FAU's Jupiter program has pretty much taken over that campus. While the regular student population in Jupiter is about 900, half what it was a decade ago, the Lifelong Learning population has more than tripled during that time, with about 7,000 members now.
In Boca Raton, more than 700 people signed up for an eight-week series on Islam taught by Robert Rabil, an associate professor of political science. That's 200 more than could fit in the program's Barry and Florence Friedberg Lifelong Learning Auditorium. So a second class was added.
The 108-page catalog for the Boca Raton campus includes classes on weighty subjects such as terrorism, United States and Israeli relations, and the Japanese attack on Pearl Harbor, as well as more lighthearted fare, such as the music of Rogers and Hammerstein and the life of television pioneer Sid Caesar.
And new this year, both programs will offer multi-week sessions on sports. A four-week series titled "First Pitch to Sliding Home: A Beginner's Guide to Baseball History" starts Feb. 7 in Boca Raton. In Jupiter, a four-week series called "Sports in Society," presented by retired New York Times sportswriter Ira Berkow, started Jan. 14. Sportscaster Brent Musburger is scheduled to speak Tuesday.
"The series has been very well received with about 300 people attending," said Rene Friedman, director of the Jupiter program. "We've even had people in their 20s show up."

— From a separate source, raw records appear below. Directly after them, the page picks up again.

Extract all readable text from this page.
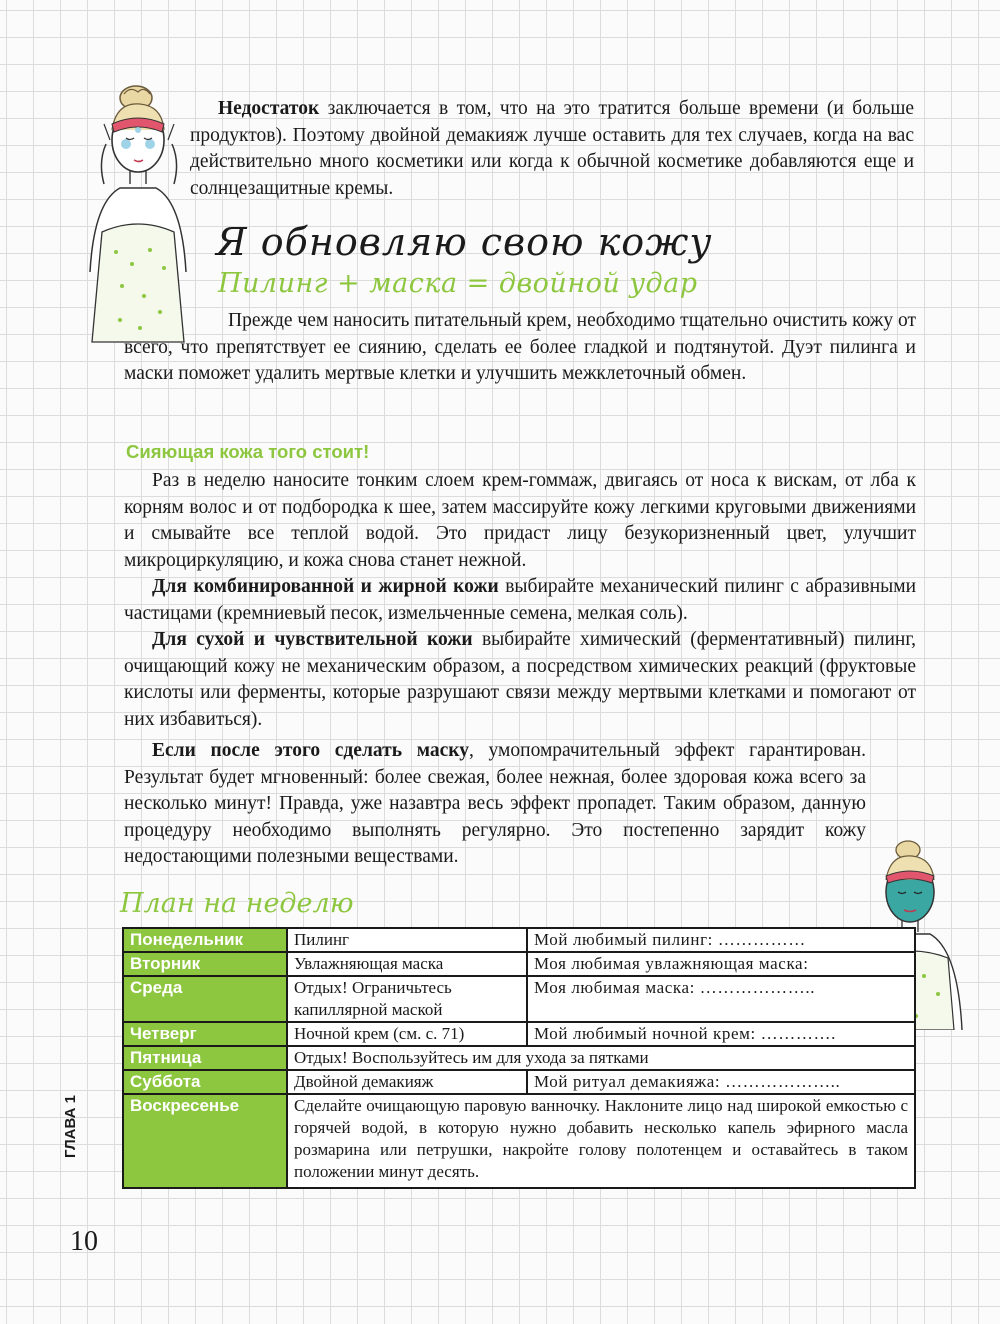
Недостаток заключается в том, что на это тратится больше времени (и больше продуктов). Поэтому двойной демакияж лучше оставить для тех случаев, когда на вас действительно много косметики или когда к обычной косметике добавляются еще и солнцезащитные кремы.

Я обновляю свою кожу
Пилинг + маска = двойной удар

Прежде чем наносить питательный крем, необходимо тщательно очистить кожу от всего, что препятствует ее сиянию, сделать ее более гладкой и подтянутой. Дуэт пилинга и маски поможет удалить мертвые клетки и улучшить межклеточный обмен.

Сияющая кожа того стоит!

Раз в неделю наносите тонким слоем крем-гоммаж, двигаясь от носа к вискам, от лба к корням волос и от подбородка к шее, затем массируйте кожу легкими круговыми движениями и смывайте все теплой водой. Это придаст лицу безукоризненный цвет, улучшит микроциркуляцию, и кожа снова станет нежной.

Для комбинированной и жирной кожи выбирайте механический пилинг с абразивными частицами (кремниевый песок, измельченные семена, мелкая соль).

Для сухой и чувствительной кожи выбирайте химический (ферментативный) пилинг, очищающий кожу не механическим образом, а посредством химических реакций (фруктовые кислоты или ферменты, которые разрушают связи между мертвыми клетками и помогают от них избавиться).

Если после этого сделать маску, умопомрачительный эффект гарантирован. Результат будет мгновенный: более свежая, более нежная, более здоровая кожа всего за несколько минут! Правда, уже назавтра весь эффект пропадет. Таким образом, данную процедуру необходимо выполнять регулярно. Это постепенно зарядит кожу недостающими полезными веществами.

План на неделю
Понедельник	Пилинг	Мой любимый пилинг: ……………
Вторник	Увлажняющая маска	Моя любимая увлажняющая маска:
Среда	Отдых! Ограничьтесь капиллярной маской	Моя любимая маска: ………………..
Четверг	Ночной крем (см. с. 71)	Мой любимый ночной крем: ………….
Пятница	Отдых! Воспользуйтесь им для ухода за пятками	
Суббота	Двойной демакияж	Мой ритуал демакияжа: ………………..
Воскресенье	Сделайте очищающую паровую ванночку. Наклоните лицо над широкой емкостью с горячей водой, в которую нужно добавить несколько капель эфирного масла розмарина или петрушки, накройте голову полотенцем и оставайтесь в таком положении минут десять.	
ГЛАВА 1
10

Most lectures are taught by faculty from FAU and other nearby colleges and universities, although a growing number of out-of-town speakers are participating when they're in the area, Shapiro said.
Prices at FAU's classes tend to range from about $25 for single lectures to about $70 for multi-session classes, plus a membership fee. Nonmembers can pay a higher per-class fee.
NSU's program attracts people who want to attend a lot of classes. The cost is about $500 a year for unlimited classes four days a week, with a prorated charge for a partial year and free offerings in the summer.
Many of NSU's programs focus on the arts, including classes on opera, French literature and singer Tony Bennett as well as sessions on politics, history and the law.